Helpfully, the DCMS has issued an announcement that details each of the winners, from the Proteus project that aims to develop “an Open RAN solution architecture that abstracts from the underlying hardware platform” (BT, Parallel Wireless, Real Wireless, University of Bristol, Wireless Excellence -- £3.7 million in funding), to the wonderfully named O-RANOS, which aims to “address key architectural and technological challenges for deploying end-to-end O-RAN multi-domain (private-public) interoperable network solutions” (ATTOCORE, Cellnex, Parallel Wireless, Satellite Applications Catapult, University of Bristol, Weaver Labs -- £1.94 million).

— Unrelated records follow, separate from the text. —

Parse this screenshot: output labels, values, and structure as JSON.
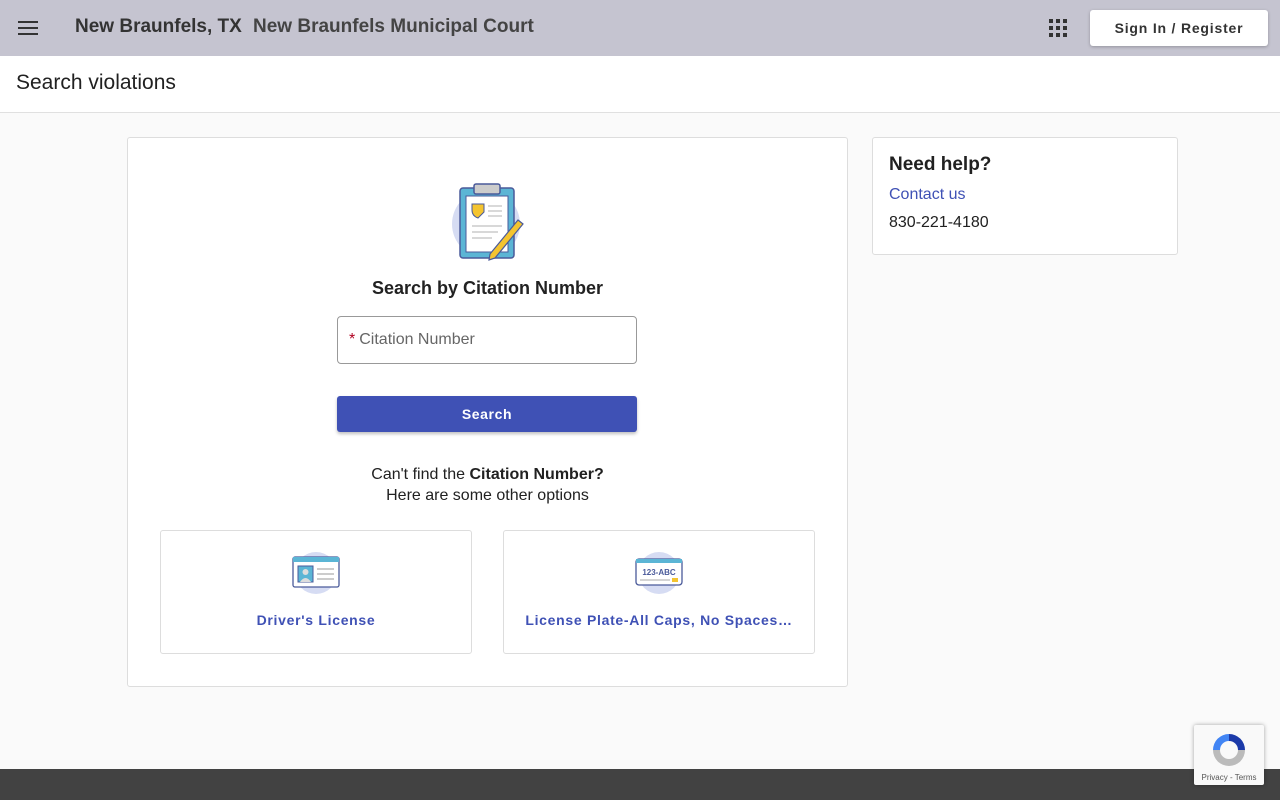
{
  "header": {
    "location": "New Braunfels, TX",
    "court": "New Braunfels Municipal Court",
    "sign_in": "Sign In / Register"
  },
  "page": {
    "title": "Search violations"
  },
  "search": {
    "heading": "Search by Citation Number",
    "required_mark": "*",
    "placeholder": "Citation Number",
    "button": "Search",
    "cant_find_prefix": "Can't find the ",
    "cant_find_bold": "Citation Number?",
    "other_options": "Here are some other options",
    "options": [
      {
        "label": "Driver's License"
      },
      {
        "label": "License Plate-All Caps, No Spaces…",
        "plate_text": "123-ABC"
      }
    ]
  },
  "help": {
    "title": "Need help?",
    "contact": "Contact us",
    "phone": "830-221-4180"
  },
  "recaptcha": {
    "privacy": "Privacy",
    "sep": " - ",
    "terms": "Terms"
  },
  "colors": {
    "accent": "#3f51b5",
    "topbar": "#c5c4d0",
    "footer": "#424242"
  }
}
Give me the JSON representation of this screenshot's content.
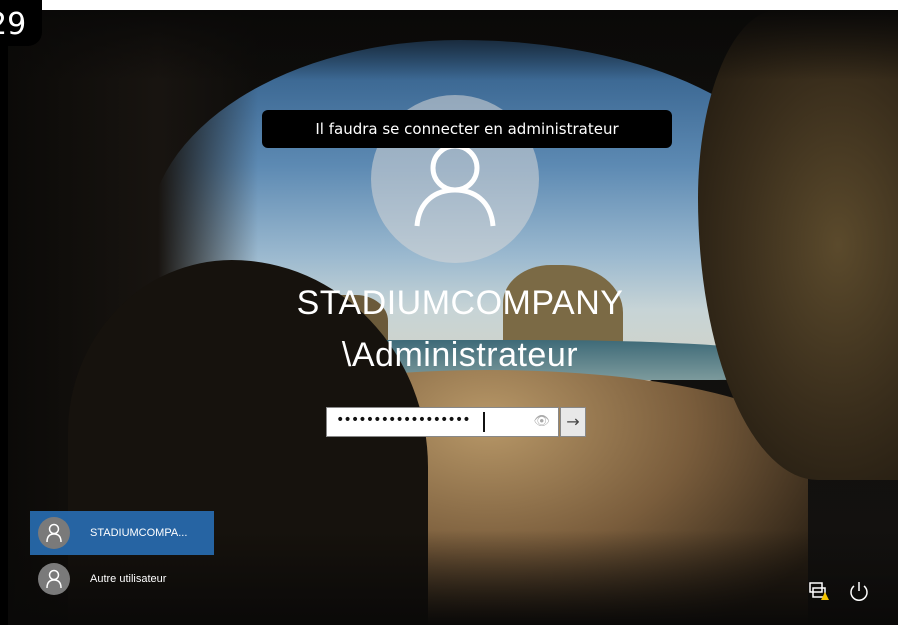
{
  "corner_badge": "29",
  "tooltip": "Il faudra se connecter en administrateur",
  "account": {
    "name_line1": "STADIUMCOMPANY",
    "name_line2": "\\Administrateur"
  },
  "password": {
    "masked_value": "••••••••••••••••••",
    "reveal_icon": "eye-icon",
    "submit_icon": "arrow-right-icon"
  },
  "user_list": [
    {
      "label": "STADIUMCOMPA...",
      "selected": true
    },
    {
      "label": "Autre utilisateur",
      "selected": false
    }
  ],
  "tray": {
    "network_icon": "network-warning-icon",
    "power_icon": "power-icon"
  },
  "colors": {
    "selection": "#286EB4",
    "tooltip_bg": "#000000",
    "warning": "#F2C200"
  }
}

The full list of winning consortia, with a brief outline of their aspirations, can be found here.
What’s most encouraging for the network operators that are desperate to see a broader range of companies involved in the developments of 5G (and beyond) technologies is the broad range of names involved in the collaborative groups – the big names such as BT, Cisco, Microsoft, Virgin Media O2 and Vodafone are there, but so are AceAxis, cellXica, Teropta, Viper RF and many more.
In addition, DCMS also announced that SONIC (SmartRAN Open Network Interoperability Centre) Labs, a joint programme between the Digital Catapult and Ofcom for testing interoperability and integration of open networking solutions starting with Open RAN, and which opened in June with £1 million in backing, has been awarded a £15 million “cash injection” to help with its testing programmes and to encourage “international engagement.” The DCMS notes that the “new FRANC winners are expected to work closely with the labs.”